- Team 60 emblem
- Active: 1974 – present
- Country: Sweden
- Branch: Swedish Air Force
- Role: Aerobatic flight display team
- Size: 6 Aircraft
- Base: Ljungbyhed AFB
- Colours: Grey

Aircraft flown
- Trainer: SK 60

= Team 60 =

Swedish Air Force aerobatic demonstration team

Team 60 is the aerobatic demonstration team of the Swedish Air Force.

The team, at the time still unnamed, was formed in 1974 as a group of 4 SK 60 (Swedish Air Force designation for the SAAB 105) from the Air Force Central Flying School at Ljungbyhed Air Base in southern Sweden.
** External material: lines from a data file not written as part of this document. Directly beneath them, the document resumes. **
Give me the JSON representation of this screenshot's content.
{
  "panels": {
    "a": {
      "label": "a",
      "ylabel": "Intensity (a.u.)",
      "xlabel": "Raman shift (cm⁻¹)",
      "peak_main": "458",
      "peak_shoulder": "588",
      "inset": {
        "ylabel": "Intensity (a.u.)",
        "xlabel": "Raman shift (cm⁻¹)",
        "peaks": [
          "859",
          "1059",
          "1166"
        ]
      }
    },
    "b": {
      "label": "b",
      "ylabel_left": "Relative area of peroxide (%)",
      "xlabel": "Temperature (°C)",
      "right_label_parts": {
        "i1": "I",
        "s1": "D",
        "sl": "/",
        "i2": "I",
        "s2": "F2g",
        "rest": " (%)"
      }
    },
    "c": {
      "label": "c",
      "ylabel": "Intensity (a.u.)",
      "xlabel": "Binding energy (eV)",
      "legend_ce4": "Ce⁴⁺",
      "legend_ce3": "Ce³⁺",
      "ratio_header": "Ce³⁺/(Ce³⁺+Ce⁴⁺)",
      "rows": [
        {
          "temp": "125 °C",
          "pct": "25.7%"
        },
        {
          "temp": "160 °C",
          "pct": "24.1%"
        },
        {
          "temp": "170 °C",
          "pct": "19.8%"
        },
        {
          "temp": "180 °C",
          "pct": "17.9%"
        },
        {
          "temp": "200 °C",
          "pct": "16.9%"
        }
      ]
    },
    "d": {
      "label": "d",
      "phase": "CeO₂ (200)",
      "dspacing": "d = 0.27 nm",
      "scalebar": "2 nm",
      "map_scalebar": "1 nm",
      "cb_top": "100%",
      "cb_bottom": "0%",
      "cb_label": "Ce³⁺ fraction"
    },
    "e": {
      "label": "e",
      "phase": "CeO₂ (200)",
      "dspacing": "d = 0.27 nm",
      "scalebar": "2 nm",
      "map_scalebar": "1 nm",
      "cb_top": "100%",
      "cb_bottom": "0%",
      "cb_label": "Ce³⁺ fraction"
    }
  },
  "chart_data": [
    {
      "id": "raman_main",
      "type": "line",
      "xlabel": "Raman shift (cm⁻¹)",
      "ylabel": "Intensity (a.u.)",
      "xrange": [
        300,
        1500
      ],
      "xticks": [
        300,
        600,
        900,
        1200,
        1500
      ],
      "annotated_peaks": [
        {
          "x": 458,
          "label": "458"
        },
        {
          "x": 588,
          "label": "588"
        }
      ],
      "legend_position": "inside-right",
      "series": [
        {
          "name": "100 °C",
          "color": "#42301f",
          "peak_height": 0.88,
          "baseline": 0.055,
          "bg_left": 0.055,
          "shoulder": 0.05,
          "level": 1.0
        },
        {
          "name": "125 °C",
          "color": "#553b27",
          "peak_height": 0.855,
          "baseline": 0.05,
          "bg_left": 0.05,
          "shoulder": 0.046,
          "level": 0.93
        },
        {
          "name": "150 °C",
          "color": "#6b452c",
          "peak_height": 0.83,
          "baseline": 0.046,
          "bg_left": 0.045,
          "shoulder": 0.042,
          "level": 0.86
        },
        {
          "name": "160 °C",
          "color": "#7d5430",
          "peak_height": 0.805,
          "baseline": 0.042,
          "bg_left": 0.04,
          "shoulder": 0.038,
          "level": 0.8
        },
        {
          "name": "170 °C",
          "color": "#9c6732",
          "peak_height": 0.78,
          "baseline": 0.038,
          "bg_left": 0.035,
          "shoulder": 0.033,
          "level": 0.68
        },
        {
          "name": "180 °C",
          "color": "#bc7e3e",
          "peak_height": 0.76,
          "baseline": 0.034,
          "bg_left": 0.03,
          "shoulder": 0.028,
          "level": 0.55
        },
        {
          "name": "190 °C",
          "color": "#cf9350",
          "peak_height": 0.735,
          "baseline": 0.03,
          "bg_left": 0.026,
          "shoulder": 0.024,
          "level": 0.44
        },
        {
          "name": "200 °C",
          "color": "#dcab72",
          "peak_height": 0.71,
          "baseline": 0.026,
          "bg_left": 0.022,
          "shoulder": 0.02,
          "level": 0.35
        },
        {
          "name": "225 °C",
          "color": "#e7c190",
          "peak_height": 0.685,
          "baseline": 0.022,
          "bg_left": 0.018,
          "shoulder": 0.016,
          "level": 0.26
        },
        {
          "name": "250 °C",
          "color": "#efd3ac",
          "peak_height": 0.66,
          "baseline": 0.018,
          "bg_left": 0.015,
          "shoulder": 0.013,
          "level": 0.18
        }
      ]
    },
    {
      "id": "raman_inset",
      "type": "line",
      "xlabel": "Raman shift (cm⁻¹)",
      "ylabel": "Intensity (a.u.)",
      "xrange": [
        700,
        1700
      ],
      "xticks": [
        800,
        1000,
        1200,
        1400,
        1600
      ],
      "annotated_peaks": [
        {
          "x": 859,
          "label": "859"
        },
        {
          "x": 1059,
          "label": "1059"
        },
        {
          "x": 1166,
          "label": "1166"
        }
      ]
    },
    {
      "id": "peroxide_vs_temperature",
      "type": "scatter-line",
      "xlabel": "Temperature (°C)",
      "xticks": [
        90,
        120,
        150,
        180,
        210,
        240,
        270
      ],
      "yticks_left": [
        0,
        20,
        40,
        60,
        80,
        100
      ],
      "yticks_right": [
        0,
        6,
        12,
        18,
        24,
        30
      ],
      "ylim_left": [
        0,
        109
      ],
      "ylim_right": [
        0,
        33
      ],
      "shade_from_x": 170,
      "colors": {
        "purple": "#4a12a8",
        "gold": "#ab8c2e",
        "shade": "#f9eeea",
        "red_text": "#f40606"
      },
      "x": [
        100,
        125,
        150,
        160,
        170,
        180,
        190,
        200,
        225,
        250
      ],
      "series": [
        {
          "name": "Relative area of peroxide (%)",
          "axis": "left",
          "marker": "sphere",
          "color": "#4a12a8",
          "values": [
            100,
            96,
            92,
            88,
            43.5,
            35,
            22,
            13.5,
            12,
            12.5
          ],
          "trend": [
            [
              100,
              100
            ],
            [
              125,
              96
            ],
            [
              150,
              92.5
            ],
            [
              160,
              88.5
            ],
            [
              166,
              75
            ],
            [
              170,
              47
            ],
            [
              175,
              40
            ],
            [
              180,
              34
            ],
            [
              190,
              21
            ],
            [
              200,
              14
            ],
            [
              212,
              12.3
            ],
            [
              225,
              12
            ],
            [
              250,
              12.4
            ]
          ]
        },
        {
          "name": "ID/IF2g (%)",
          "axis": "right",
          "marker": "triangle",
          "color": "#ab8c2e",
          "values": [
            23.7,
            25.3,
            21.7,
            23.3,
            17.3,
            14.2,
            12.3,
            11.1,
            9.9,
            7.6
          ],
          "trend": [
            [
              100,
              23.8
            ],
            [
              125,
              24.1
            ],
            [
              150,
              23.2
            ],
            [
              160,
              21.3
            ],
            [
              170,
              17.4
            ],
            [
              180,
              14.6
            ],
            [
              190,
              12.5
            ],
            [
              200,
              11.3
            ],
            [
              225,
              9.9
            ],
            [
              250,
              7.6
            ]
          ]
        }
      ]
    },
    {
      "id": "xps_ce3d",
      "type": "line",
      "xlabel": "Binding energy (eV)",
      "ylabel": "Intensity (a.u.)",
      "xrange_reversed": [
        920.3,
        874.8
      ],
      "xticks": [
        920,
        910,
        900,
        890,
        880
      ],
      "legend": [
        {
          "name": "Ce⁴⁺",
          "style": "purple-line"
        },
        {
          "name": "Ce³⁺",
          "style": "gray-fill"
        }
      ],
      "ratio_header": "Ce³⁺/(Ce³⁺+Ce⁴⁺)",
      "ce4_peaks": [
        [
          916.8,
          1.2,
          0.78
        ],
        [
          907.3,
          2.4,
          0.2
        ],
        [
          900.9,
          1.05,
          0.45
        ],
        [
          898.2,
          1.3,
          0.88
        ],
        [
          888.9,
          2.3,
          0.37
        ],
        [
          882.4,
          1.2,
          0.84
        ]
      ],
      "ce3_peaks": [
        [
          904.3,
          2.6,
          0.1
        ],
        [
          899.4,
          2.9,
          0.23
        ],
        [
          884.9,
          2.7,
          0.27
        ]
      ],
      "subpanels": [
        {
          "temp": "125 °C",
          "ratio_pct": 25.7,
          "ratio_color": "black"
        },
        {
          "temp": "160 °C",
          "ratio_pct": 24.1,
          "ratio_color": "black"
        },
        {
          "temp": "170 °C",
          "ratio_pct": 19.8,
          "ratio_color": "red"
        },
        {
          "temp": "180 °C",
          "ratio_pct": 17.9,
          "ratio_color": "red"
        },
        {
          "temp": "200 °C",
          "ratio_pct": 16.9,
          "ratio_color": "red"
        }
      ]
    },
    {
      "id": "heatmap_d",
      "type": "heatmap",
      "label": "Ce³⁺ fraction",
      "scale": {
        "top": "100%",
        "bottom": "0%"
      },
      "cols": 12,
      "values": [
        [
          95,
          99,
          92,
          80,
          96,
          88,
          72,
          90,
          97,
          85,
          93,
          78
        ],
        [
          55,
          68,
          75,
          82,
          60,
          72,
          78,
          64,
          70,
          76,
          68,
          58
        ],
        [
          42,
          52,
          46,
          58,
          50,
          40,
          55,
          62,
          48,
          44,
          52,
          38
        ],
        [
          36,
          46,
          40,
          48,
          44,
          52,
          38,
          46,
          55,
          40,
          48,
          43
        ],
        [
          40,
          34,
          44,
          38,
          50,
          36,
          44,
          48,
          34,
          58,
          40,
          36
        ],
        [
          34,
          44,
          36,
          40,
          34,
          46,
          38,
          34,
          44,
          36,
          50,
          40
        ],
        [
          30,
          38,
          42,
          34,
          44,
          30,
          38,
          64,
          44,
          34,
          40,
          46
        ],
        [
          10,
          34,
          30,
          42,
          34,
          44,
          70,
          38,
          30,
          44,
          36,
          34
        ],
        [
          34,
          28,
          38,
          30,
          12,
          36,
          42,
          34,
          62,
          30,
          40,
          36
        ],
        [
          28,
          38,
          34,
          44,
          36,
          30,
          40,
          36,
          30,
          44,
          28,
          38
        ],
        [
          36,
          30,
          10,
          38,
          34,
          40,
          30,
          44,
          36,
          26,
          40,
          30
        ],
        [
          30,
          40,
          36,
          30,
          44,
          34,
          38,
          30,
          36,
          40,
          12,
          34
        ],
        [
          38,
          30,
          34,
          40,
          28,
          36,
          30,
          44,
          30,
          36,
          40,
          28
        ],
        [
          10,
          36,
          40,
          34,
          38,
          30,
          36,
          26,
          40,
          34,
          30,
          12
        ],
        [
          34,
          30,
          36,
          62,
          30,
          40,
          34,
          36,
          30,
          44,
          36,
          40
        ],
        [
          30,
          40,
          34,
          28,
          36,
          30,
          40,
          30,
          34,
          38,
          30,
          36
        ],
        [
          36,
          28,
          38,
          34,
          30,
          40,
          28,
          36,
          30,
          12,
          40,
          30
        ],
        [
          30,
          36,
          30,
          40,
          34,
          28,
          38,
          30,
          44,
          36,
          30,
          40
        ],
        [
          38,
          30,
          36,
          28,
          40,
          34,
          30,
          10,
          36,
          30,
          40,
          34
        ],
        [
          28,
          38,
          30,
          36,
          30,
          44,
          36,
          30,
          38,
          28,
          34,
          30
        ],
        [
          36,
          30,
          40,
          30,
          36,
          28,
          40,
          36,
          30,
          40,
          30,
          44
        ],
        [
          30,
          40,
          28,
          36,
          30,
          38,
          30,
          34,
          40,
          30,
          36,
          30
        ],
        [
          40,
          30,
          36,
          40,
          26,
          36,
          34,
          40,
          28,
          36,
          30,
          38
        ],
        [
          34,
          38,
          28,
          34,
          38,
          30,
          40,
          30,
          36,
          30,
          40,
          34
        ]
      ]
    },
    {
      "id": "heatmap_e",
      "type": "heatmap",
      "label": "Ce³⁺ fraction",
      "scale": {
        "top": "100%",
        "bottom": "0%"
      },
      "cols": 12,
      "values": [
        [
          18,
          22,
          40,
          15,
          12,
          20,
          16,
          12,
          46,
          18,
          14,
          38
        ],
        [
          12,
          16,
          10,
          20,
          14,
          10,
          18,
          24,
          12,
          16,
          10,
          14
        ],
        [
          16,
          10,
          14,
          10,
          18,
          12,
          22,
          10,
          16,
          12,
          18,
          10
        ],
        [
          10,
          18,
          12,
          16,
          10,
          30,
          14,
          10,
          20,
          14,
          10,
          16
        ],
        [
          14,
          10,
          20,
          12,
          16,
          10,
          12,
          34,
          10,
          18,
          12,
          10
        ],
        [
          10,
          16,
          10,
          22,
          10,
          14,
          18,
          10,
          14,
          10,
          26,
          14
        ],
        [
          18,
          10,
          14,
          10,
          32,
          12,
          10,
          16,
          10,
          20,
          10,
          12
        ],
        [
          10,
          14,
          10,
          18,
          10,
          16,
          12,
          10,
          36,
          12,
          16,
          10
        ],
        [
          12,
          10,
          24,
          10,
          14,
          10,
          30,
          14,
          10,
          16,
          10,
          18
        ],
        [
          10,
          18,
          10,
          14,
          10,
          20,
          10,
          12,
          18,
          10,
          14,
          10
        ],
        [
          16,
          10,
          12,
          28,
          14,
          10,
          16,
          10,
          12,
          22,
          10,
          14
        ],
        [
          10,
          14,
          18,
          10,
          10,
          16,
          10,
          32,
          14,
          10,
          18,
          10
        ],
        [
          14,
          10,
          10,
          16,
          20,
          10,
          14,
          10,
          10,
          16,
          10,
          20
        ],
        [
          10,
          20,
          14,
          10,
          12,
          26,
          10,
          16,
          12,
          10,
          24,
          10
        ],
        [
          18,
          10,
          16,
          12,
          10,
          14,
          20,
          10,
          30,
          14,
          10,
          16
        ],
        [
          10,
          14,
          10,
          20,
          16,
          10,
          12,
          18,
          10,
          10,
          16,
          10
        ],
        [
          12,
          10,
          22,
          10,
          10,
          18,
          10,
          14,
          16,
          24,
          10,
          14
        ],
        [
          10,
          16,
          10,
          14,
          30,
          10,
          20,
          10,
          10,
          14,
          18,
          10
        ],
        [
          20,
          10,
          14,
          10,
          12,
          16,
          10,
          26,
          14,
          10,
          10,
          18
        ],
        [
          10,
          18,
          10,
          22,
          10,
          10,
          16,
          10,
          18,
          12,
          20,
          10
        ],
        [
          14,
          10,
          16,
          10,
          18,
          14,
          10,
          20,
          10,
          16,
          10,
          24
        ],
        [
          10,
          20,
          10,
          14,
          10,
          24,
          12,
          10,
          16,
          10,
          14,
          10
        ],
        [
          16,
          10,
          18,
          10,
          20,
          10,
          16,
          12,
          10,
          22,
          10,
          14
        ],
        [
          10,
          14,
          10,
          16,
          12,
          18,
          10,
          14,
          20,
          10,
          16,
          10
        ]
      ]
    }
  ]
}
The year after another two airplanes were added, and in spring of 1976 the first display under the new name Team 60 was flown in Gothenburg.

The unofficial name of the group while they were based at Ljungbyhed AB was "En sexa Skåne", which translate to "six centilitres of Scania Akvavit" in English. Ljungbyhed AFB is situated in the county of Skåne (Scania in English) and Skåne is also a popular kind of Akvavit at the typical Scanian Smorgasbord. There are six airplanes in the group and 6cl is a typical Swedish snaps. The group also terminated some of their shows by doing a snaps glass with smoke in the air.

Although occasionally being reduced to four, the team flies with six airplanes based at Malmen Airbase near Linköping.

Unlike some other air force display teams, the team members are not full-time display pilots but in most cases senior flight instructors from the Swedish Air Force.